Thursday, July 17, 2008

Now You're Talking . . . to Iran!

Among all the factors impacting oil prices -- many years of underinvestment and little spare production capacity, expectations of long-term demand growth in China and other countries in the South, dollar depreciation, pension funds and others investing in commodity futures, failure to massively invest in energy conservation and renewable fuels, etc. -- the only one that is entirely and immediately under Washington's control is some of the geopolitical risk premiums that it has foolishly created itself. Most importantly, it can tell Israel to shut up, and accept nuclear Iran. Maybe even the Bush administration has finally realized that: Elaine Sciolino and Steven Lee Myers, "Policy Shift Seen in U.S. Decision on Iran Talks" (New York Times, 17 July 2008); and Ewen MacAskill, "US Plans to Station Diplomats in Iran for First Time since 1979" (Guardian, 17 July 2008).

Update

See?
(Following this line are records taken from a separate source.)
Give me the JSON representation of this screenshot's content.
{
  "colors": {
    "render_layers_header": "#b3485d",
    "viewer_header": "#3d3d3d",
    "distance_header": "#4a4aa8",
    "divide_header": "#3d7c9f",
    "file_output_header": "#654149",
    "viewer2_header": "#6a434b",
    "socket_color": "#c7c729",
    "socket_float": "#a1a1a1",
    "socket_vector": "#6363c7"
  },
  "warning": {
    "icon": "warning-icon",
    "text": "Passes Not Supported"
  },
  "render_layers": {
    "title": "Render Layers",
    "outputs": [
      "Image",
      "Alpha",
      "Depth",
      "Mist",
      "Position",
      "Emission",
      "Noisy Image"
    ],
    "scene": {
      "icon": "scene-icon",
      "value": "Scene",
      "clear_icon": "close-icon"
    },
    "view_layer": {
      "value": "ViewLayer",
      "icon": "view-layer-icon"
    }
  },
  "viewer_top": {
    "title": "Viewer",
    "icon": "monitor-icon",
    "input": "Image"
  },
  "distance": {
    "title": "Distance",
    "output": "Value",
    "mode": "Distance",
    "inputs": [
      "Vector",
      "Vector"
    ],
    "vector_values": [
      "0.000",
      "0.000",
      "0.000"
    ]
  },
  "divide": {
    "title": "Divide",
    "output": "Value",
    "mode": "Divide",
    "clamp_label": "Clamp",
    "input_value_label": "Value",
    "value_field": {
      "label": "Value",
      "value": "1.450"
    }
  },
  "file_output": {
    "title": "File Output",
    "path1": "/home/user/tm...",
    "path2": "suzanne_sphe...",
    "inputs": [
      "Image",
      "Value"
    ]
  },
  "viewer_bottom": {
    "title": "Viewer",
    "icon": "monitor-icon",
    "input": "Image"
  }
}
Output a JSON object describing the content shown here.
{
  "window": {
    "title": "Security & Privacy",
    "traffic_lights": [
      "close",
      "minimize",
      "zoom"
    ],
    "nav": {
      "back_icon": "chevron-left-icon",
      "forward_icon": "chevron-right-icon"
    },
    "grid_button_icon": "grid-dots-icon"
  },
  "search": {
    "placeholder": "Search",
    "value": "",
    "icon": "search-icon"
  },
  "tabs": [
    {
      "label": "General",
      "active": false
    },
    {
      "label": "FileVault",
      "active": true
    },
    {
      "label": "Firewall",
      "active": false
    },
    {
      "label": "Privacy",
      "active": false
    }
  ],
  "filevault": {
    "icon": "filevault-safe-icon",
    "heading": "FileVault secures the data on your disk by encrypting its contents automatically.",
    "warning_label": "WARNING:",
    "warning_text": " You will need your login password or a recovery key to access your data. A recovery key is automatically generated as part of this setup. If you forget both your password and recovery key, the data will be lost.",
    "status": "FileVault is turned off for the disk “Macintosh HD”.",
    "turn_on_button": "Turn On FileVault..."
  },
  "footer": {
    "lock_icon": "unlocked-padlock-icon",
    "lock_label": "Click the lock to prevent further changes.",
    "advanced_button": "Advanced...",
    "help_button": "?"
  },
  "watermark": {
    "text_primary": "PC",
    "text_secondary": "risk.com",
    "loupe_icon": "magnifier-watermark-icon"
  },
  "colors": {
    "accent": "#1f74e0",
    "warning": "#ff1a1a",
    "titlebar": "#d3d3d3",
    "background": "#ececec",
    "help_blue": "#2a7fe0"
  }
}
It's already working: "'There's been a lot of talk about what the administration would have to do to lower oil prices,' [John] Kilduff [vice president of risk management at MF Global Ltd. in New York] said. 'Making a peace overture to Iran is doing the job'" (Mark Shenk, "Oil Falls for a Fourth Day as Iran Talks Ease Supply Concern," Bloomberg, 18 July 2008). Fast relief!

Be sure to communicate this message to the White House and the Congress: no peace, no oil. Make peace with Iran, whether or not it suspends uranium enrichment.